Automatic Translation

Wednesday, May 28, 2025

Via Romea Germanica Day 52: Peiting - Bad Bayersoien

Bleibe nicht am Boden heften,

Frisch gewagt und frisch hinaus!

(Keep not standing fixed and rooted.

Briskly venture, briskly roam.)


― 
Johann Wolfgang von Goethe, Wanderlied (English translation Travellers’ Song by Thomas Carlyle)


Over dinner last night, Sylvia warned me not to venture into the Ammerleite, the Ammer river valley, as it would be slippery after the recent rain. But guess where I ended up?
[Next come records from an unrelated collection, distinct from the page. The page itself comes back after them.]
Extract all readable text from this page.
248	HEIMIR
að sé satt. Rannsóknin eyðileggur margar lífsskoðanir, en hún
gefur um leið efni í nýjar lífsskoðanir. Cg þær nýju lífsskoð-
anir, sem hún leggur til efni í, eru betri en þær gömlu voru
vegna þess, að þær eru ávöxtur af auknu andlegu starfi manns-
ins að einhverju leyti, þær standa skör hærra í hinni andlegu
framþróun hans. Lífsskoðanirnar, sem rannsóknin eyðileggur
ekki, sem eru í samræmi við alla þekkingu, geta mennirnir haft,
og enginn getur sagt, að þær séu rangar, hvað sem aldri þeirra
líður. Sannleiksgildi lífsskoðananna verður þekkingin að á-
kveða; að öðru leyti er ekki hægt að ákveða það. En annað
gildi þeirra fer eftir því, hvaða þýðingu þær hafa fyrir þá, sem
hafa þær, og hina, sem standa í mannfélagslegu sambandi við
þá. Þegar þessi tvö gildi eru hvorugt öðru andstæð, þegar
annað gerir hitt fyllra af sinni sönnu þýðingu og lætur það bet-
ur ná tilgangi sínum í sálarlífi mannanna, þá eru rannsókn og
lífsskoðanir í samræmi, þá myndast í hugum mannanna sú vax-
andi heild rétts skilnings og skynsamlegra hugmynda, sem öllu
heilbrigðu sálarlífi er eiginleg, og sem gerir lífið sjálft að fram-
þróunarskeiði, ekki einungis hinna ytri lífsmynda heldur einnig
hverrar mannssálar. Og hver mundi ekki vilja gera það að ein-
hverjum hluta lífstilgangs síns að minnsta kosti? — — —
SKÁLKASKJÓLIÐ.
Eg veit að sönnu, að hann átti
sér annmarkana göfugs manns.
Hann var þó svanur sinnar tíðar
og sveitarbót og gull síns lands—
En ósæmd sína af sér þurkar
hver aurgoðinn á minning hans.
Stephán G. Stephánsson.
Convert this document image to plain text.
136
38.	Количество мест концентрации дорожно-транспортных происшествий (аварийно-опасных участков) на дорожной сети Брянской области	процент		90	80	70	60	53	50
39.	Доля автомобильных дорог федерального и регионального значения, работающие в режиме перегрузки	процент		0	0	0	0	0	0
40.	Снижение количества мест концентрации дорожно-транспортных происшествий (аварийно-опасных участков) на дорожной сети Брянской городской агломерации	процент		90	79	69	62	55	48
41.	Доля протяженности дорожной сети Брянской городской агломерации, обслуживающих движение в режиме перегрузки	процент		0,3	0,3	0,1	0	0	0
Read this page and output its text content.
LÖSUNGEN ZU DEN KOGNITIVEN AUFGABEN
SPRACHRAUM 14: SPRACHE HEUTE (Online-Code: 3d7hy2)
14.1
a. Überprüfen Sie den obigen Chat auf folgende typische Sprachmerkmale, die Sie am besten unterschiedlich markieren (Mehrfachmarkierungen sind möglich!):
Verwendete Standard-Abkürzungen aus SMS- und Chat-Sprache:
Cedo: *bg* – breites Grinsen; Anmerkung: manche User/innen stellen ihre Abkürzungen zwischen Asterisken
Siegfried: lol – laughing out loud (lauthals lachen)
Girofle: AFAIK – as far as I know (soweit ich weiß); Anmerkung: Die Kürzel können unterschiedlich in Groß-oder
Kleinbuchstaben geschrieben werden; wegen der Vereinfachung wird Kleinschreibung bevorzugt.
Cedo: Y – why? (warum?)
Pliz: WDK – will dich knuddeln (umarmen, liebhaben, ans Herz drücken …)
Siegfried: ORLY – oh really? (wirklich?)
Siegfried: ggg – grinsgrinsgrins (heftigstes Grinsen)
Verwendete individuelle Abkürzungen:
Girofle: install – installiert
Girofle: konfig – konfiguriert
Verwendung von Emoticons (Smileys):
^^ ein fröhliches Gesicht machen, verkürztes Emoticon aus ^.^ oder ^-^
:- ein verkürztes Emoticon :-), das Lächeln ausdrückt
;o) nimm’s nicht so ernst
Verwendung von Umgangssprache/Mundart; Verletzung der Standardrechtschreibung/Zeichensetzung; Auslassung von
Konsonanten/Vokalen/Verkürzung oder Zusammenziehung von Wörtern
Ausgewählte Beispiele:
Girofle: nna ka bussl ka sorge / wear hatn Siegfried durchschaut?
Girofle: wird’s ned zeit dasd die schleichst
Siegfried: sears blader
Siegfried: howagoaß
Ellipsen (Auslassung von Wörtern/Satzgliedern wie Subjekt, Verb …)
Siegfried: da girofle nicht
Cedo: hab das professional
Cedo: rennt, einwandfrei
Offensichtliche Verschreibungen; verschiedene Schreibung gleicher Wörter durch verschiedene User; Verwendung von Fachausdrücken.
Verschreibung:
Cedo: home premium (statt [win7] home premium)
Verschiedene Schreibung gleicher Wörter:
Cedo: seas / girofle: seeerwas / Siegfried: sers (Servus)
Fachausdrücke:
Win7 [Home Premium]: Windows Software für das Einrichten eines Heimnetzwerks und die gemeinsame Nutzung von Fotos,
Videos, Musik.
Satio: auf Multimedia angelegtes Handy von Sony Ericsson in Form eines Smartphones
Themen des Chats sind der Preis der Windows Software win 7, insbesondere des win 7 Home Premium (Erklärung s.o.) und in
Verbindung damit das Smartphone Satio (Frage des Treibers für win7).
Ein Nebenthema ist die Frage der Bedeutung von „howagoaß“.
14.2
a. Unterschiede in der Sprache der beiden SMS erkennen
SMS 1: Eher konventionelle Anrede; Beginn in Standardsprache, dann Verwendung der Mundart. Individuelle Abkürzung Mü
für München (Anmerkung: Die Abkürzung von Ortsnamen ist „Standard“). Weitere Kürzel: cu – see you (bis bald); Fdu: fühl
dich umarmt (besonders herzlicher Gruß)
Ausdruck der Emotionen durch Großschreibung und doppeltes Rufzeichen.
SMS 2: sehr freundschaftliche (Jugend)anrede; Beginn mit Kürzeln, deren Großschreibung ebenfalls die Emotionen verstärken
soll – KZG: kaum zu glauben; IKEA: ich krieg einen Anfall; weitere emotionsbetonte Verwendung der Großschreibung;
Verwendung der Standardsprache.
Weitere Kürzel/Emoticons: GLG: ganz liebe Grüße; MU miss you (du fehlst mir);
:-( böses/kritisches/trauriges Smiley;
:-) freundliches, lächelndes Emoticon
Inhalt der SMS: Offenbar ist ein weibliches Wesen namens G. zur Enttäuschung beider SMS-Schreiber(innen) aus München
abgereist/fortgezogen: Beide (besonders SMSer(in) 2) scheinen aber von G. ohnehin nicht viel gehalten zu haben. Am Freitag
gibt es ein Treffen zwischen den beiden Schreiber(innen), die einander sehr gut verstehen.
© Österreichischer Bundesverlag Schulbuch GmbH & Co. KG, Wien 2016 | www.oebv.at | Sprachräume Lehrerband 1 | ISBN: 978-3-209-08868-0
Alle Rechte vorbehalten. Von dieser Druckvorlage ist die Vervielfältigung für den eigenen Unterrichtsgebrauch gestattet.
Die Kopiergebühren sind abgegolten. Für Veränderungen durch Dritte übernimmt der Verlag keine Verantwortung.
After leaving Peiting through a light industrial district, where every company seemed to be hiring - Wir stellen ein ! - Komm in unser Team! - I joined a cycling path and then entered the forest. The signage was a bit vague and the gps signal not so accurate among the trees, so I ended up on the path leading down into the river valley rather than across the fields at the top. A sign warned: "ATTENTION! You enter the natural forest reserve at your own risk. This forest is left to its own devices. Rotten branches and decaying trees can fall at any time. The path through the Ammerleite valley to Rottenbuch leads over numerous stairs and walkways. Sturdy footwear is essential. Danger of slipping in wet conditions!" However, the only other choice was to go back, uphill, and pilgrims don't like to go back! Ultreya means onward, and Susseya means upwards, but the pilgrim vocabulary has no word for backwards! 😅

The sign warned of fallen trees, slippery wooden stairs and walkways, and wet conditions; I encountered all of these, plus rotten and missing steps, narrow pathways at the top of steep slopes, slippery metal bridges without handrails - and plenty of mud! But the walk was no more dangerous than an average Sunday hike in the Cinque Terre, or dog-walking with my sister in Lynn Canyon in North Vancouver.  - Well, maybe a little! Let's just say it wasn't ideal for anyone who suffers from vertigo!














I emerged from the river valley muddied but unbowed, and took a break to recover before continuing through the fields to Kloster Rottenbuch. Built between 1085 and 1125 in Romanesque style, the abbey church was redecorated in High Baroque style in the 18th century. Because of its location on the pilgrimage route to Italy, Kloster Rottenbuch became the most influential house of the Canons Regular in Germany. With the secularization of the Bavarian monasteries in 1803, the monastic buildings were pulled down and the books in the monastery's precious library were sent to a paper mill. The Abbey church became a parish church, which it remains to this day.











After Rottenbuch I took a shortcut along a cycling track beside a highway, as far as the bridge over the Ammer, where I rejoined the official Via Romea Germanica route for the rest of the way into Bad Bayersoien. As I was approaching the village, the wind began to blow very hard and it started raining, so I decided to call it a day and take the bus to the accommodation in Oberammergau where I will be staying for the next two nights. - But more about that tomorrow!